# Conservative Model-Based Reward Learning (CLARE)

---
## Requirement & Installation

### Installation
- Create a conda environment and install mujoco-py and mujoco210
  - Mujoco-py can be installed with the following command: pip install -U 'mujoco-py<2.2,>=2.1'
- Install d4rl, which needs to be downloaded from https://github.com/rail-berkeley/d4rl
  - Note that during installing d4rl, dm_control don't need to be installed, while mjrl requires installing additionally (with command: pip install git+Https://github.com/aravindr93/mjrl@master#egg=mjrl).

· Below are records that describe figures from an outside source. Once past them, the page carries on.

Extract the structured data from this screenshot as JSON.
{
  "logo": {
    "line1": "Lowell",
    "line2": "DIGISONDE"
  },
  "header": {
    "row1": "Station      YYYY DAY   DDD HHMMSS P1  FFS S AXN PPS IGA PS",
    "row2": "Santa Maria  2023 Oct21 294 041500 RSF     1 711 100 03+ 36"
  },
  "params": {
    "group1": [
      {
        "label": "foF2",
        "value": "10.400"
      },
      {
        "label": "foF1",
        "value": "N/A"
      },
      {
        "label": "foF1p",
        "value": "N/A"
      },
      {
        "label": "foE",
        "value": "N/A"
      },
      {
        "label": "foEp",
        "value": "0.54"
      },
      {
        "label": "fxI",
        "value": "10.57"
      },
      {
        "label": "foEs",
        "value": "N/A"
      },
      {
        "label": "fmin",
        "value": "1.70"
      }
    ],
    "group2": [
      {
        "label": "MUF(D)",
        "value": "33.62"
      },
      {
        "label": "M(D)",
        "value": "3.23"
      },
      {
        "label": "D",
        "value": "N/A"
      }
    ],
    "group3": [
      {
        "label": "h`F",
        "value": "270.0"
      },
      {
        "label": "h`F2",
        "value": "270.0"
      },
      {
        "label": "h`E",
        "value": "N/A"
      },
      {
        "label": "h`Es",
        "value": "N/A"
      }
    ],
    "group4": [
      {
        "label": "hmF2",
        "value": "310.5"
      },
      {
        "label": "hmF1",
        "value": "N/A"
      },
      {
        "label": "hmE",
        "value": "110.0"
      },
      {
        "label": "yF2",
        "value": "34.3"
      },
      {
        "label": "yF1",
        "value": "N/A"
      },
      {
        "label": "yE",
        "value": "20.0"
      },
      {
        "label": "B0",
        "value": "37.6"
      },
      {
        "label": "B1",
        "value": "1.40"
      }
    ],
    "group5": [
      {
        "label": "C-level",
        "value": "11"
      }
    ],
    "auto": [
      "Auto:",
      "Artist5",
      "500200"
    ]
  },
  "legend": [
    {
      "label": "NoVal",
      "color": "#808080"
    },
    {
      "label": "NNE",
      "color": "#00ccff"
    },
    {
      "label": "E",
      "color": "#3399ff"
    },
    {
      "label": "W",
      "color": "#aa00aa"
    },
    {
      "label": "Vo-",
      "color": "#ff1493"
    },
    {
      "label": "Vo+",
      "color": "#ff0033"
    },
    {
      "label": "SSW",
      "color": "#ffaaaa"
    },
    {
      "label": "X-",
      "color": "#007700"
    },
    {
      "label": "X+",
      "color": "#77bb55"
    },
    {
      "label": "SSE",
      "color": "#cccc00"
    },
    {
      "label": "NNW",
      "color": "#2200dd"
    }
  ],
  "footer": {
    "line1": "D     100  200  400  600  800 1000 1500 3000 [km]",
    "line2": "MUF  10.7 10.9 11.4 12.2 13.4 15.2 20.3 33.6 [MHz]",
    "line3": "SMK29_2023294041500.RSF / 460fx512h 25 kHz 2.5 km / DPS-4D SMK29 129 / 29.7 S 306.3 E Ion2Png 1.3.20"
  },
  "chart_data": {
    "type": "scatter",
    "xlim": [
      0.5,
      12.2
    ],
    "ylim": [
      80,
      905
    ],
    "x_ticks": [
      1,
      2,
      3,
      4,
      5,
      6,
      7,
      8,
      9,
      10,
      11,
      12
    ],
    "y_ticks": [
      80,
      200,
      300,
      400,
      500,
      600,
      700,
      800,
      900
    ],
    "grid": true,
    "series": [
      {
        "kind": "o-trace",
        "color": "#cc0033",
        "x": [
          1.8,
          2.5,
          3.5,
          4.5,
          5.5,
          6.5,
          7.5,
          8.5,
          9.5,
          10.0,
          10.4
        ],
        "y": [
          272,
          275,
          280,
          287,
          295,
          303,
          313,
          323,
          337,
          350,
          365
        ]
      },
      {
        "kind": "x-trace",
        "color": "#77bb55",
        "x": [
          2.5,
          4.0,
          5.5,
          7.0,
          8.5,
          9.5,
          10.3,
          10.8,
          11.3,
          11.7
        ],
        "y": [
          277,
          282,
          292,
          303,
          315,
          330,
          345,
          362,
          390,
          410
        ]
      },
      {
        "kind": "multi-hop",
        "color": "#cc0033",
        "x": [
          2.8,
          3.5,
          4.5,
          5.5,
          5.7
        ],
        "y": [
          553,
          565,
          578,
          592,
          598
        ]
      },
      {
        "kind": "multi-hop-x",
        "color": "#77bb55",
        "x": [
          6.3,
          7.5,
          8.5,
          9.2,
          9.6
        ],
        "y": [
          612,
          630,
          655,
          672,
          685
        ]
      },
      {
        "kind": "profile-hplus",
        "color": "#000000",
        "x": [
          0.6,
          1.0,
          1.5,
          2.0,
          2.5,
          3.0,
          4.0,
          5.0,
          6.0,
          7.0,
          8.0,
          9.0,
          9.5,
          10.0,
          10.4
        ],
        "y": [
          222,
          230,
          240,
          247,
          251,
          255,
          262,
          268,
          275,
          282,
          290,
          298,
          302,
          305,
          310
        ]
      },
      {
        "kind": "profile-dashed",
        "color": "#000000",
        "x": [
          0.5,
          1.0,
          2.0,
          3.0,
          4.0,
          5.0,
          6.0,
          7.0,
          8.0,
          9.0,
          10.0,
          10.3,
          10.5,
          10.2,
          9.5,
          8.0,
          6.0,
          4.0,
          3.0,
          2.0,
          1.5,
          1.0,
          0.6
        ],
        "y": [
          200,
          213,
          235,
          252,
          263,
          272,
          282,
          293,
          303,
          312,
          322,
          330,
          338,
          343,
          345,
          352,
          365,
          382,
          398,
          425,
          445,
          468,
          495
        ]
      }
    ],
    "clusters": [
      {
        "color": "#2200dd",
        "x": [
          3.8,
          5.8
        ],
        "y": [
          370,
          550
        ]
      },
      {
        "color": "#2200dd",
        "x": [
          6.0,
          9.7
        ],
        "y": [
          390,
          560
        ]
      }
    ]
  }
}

These two lines of commands need to be commented out in the setup.py
- Install neorl
- Install other dependencies: pip install -r requirements.txt

### Requirement
- pytorch~=1.11.0
- mujoco-py<2.2,>=2.1
- torch~=1.11.0
- fire
- tianshou~=0.4.8
- setuptools~=61.2.0
- loguru~=0.6.0
- numpy~=1.21.6
- gym~=0.23.1
- sklearn~=0.0
- scikit-learn~=1.0.2
- tqdm~=4.64.0
- scipy~=1.7.3
- aim~=2.0.27
- ray~=1.12.0
- patchelf

---


## Train & Evaluate CLARE

To train the policy and reward function, run this command:

```train
python train_d4rl.py --diverse_data='d4rl-halfcheetah-medium-v2' --expert_data='d4rl-halfcheetah-expert-v2' --u=0.5
```
The tasks and datasets we train on can be selected through diverse_data and expert_data. The conservatism level is controlled by the value of u (between 0 and 1). Additionally, num_diverse_data and num_expert_data can be set to control the number of state-action pairs we use.